今年、満月が最も地球から近く大きく明るく見えたのは1月30日で、地球からの距離は35万6593km。
今日は逆に遠地点に到達するため、月は40万6389kmの距離に位置するらしい。
近地点の満月より見かけの大きさが約12%小さくなるみたいだ。

月は最も地球に近く馴染み深い天体でありながら、実はまだよくわかっていないことも多く、いつの時代も興味の対象であり続けている。
先日も、月が縮小を続けているという事実が新たな研究結果で示唆されたばかり。
月の耳たぶ状の崖と形容される断崖地形には断層が生じており、高さ数百m全長数kmに及ぶ。

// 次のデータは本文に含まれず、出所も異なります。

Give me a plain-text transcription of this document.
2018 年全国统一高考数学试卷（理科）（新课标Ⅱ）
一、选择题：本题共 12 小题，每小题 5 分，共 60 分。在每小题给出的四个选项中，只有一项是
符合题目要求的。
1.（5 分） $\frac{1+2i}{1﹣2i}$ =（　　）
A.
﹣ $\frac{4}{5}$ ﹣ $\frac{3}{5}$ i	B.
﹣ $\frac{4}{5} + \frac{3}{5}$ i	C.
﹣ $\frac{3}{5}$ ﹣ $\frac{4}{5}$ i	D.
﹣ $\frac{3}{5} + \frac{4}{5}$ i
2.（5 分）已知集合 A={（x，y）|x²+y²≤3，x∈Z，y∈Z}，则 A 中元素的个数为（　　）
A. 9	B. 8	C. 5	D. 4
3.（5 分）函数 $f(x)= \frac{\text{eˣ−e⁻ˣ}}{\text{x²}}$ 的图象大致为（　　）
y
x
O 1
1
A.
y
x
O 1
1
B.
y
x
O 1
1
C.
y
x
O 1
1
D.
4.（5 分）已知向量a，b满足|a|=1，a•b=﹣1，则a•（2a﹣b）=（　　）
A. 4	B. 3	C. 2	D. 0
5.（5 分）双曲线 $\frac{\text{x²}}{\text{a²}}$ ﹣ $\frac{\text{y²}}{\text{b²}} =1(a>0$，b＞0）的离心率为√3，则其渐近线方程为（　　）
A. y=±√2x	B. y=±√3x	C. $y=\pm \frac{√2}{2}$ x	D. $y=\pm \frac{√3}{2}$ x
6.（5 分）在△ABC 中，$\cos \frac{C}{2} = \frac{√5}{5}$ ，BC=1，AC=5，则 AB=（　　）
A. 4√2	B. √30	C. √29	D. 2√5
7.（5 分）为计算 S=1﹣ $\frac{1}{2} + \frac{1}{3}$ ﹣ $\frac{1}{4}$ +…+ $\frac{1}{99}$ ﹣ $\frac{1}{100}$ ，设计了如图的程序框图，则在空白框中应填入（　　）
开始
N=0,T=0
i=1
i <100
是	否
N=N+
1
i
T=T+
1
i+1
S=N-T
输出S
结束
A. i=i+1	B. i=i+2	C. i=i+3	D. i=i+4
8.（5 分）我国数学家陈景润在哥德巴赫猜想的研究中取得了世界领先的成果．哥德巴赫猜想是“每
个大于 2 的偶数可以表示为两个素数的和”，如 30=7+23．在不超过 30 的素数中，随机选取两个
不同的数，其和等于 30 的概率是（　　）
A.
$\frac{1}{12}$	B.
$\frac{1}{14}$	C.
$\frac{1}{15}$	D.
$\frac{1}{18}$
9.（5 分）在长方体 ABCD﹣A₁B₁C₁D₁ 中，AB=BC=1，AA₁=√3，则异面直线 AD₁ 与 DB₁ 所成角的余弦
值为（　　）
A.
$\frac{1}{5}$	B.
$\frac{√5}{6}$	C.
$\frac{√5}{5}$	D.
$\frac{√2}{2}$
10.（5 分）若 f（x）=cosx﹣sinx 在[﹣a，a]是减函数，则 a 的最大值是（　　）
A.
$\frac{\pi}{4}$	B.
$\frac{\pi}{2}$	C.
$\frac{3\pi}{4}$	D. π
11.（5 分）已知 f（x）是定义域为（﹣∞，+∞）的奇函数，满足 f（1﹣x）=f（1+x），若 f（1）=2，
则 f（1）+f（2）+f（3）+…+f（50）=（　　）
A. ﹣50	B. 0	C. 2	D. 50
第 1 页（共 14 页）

崖形成は溶解状態だった月内部が冷却していることに起因すると考えられており、過去10億年間に形成された比較的最近の変化だと考えられている。
最近って遠いな。
月縮小は専門家からするとかなり衝撃的な発見らしく、惑星進化に不可欠な熱を月は初期段階で大量に失ったと考えられていたにも関わらず、断崖地形形成が続いているという発表は予想外だったらしい。
月震や一時的月面発光現象の原因って案外このへんじゃないのかな。

近代観測の成果により月は荒廃した死の世界というイメージが漫然と植えつけられていますが、その昔は狂気や変身や不老長寿や異界生物の宿る暗き生命の源でもあります。
遠ざかりつつある月ですが今でもその潮汐力で生命の根幹を握り続けているともいえるでしょう。
かつてより近くにありその大いなる重力で生命誕生を促した地球上の夜の支配者は、また人類を宇宙へ誘う甘美で恐ろしくもある銀の女王でもあるのかもしれませんね。